Renal hypoxia and dysoxia after reperfusion of the ischemic kidney

Abstract

Ischemia is the most common cause of acute renal failure. Ischemic-induced renal tissue hypoxia is thought to be a major component in the development of acute renal failure in promoting the initial tubular damage. Renal oxygenation originates from a balance between oxygen supply and consumption. Recent investigations have provided new insights into alterations in oxygenation pathways in the ischemic kidney. These findings have identified a central role of microvascular dysfunction related to an imbalance between vasoconstrictors and vasodilators, endothelial damage and endothelium-leukocyte interactions, leading to decreased renal oxygen supply. Reduced microcirculatory oxygen supply may be associated with altered cellular oxygen consumption (dysoxia), because of mitochondrial dysfunction and activity of alternative oxygen-consuming pathways. Alterations in oxygen utilization and/or supply might therefore contribute to the occurrence of organ dysfunction. This view places oxygen pathways' alterations as a potential central player in the pathogenesis of acute kidney injury. Both in regulation of oxygen supply and consumption, nitric oxide seems to play a pivotal role. Furthermore, recent studies suggest that, following acute ischemic renal injury, persistent tissue hypoxia contributes to the development of chronic renal dysfunction. Adaptative mechanisms to renal hypoxia may be ineffective in more severe cases and lead to the development of chronic renal failure following ischemia-reperfusion.

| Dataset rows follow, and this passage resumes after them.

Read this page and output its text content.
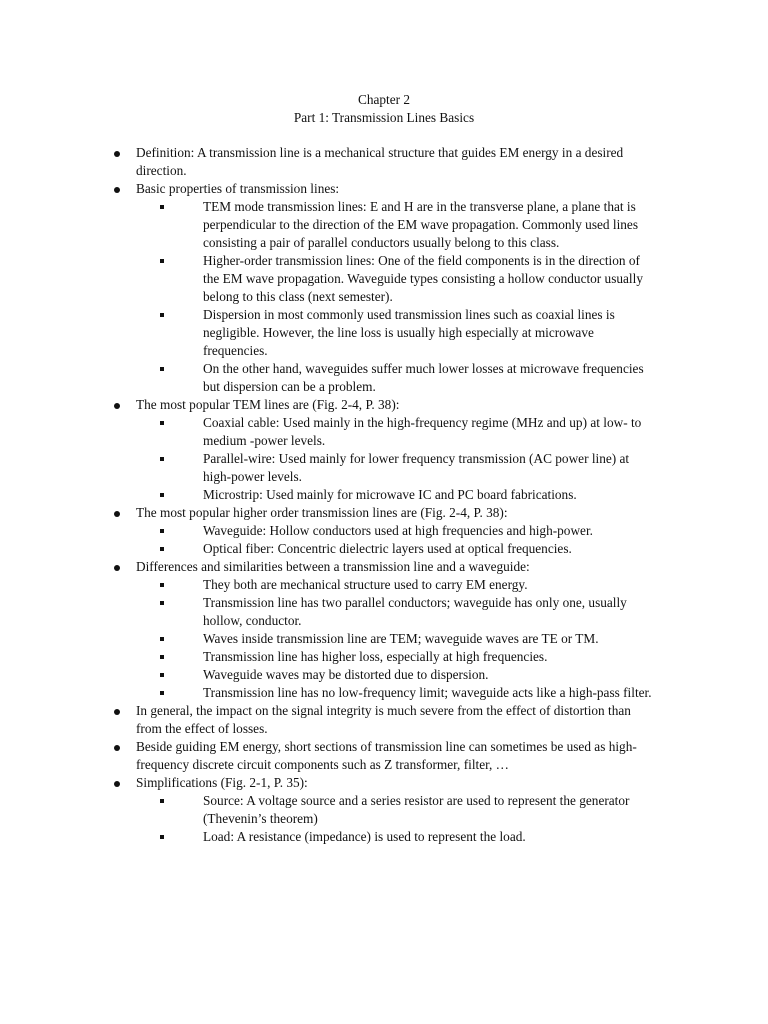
Chapter 2
Part 1: Transmission Lines Basics
Definition: A transmission line is a mechanical structure that guides EM energy in a desired direction.
Basic properties of transmission lines:
TEM mode transmission lines: E and H are in the transverse plane, a plane that is perpendicular to the direction of the EM wave propagation. Commonly used lines consisting a pair of parallel conductors usually belong to this class.
Higher-order transmission lines: One of the field components is in the direction of the EM wave propagation. Waveguide types consisting a hollow conductor usually belong to this class (next semester).
Dispersion in most commonly used transmission lines such as coaxial lines is negligible. However, the line loss is usually high especially at microwave frequencies.
On the other hand, waveguides suffer much lower losses at microwave frequencies but dispersion can be a problem.
The most popular TEM lines are (Fig. 2-4, P. 38):
Coaxial cable: Used mainly in the high-frequency regime (MHz and up) at low- to medium -power levels.
Parallel-wire: Used mainly for lower frequency transmission (AC power line) at high-power levels.
Microstrip: Used mainly for microwave IC and PC board fabrications.
The most popular higher order transmission lines are (Fig. 2-4, P. 38):
Waveguide: Hollow conductors used at high frequencies and high-power.
Optical fiber: Concentric dielectric layers used at optical frequencies.
Differences and similarities between a transmission line and a waveguide:
They both are mechanical structure used to carry EM energy.
Transmission line has two parallel conductors; waveguide has only one, usually hollow, conductor.
Waves inside transmission line are TEM; waveguide waves are TE or TM.
Transmission line has higher loss, especially at high frequencies.
Waveguide waves may be distorted due to dispersion.
Transmission line has no low-frequency limit; waveguide acts like a high-pass filter.
In general, the impact on the signal integrity is much severe from the effect of distortion than from the effect of losses.
Beside guiding EM energy, short sections of transmission line can sometimes be used as high-frequency discrete circuit components such as Z transformer, filter, …
Simplifications (Fig. 2-1, P. 35):
Source: A voltage source and a series resistor are used to represent the generator (Thevenin’s theorem)
Load: A resistance (impedance) is used to represent the load.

This paper is aimed at reviewing the current insights into oxygen transport pathways, from oxygen supply to oxygen consumption in the kidney and from the adaptation mechanisms to renal hypoxia. Their role in the development of ischemia-induced renal damage and ischemic acute renal failure are discussed.

Figure 1

Synthetic representation of mechanisms involved in renal tissue hypoxia leading to acute and chronic renal failure after ischemia-reperfusion. Renal tissue hypoxia reflects an imbalance between oxygen supply and oxygen consumption. Renal tissue hypoxia participates to further tubular damage and acute renal failure. Recently the role of renal hypoxia has been proposed in development of chronic renal failure. HIF, hypoxia-inducible factor; –, protect; +, promote.

Figure 2

Interaction between microvascular injury and tubular damage before (A) and after (B) renal ischemia-reperfusion. PMN, polymorphonuclear.

Figure 3

Influence of NO and O₂ on mitochondria activity. The mitochondrial electron transport chain includes four multiple subunit enzyme complexes of proteins (complexes I–IV), ATP synthase (complex V), and the adenine nucleotide translocator (ANT). Electrons are collected at the complexes I (NADH dehydrogenase) and II (succinate dehydrogenase) after oxidation of nicotinamide adenine dinucleotide (NADH) and of succinate, respectively, is transferred to coenzyme Q (CoQ) to give reduced CoQ. Electrons from reduced CoQ are transferred first to complex III (cytochrome bc1), then to cytochrome c (cyt c) and followed by complex IV (cytochrome c oxidase, COX), and finally to oxygen (O₂) to give water (H₂O). An electrochemical gradient is generated between the mitochondrial matrix and the intermembrane space by pumping protons through the inner membrane using the energy generated by the electron flow. This electrochemical gradient is then used to reintroduce protons through the complex V (ATP synthase) and to convert inorganic phosphate and ADP to ATP. The ATP, generated in mitochondria, is then exchanged for cytosolic ADP by the ANT. With increase in NO/O₂ ratio, NO competitively inhibits complex IV associated with an electron leakage of the complexes chain and finally favors the generation of superoxide anions (O₂^−•). Hydrogen peroxide (H₂O₂) generated from O₂^−• by superoxide dismutase (SOD) contributes to hypoxia adaptation response via stabilization of HIF-α. If prolonged production of O₂^−• overwhelms capacity of the mitochondrial’s antioxidant system including the superoxide dismutase (MnSOD) and glutathione peroxidase (GSHpx), formation of large amount of peroxynitrite (ONOO–) and H₂O₂, precursor of the hydroxyl radical (OH•), via the Fenton reaction occurs. Peroxynitrite further inhibits the mitochondrial Mn-superoxide dismutase by nitration. Cytosolic (xanthine oxydase and cytochrome P450 reductases, and NOS, myeloperoxidase) and membrane (NADPH oxidase, the cytochrome P450) intramitochondrial ROS overproduction leads to cell necrosis or apoptosis.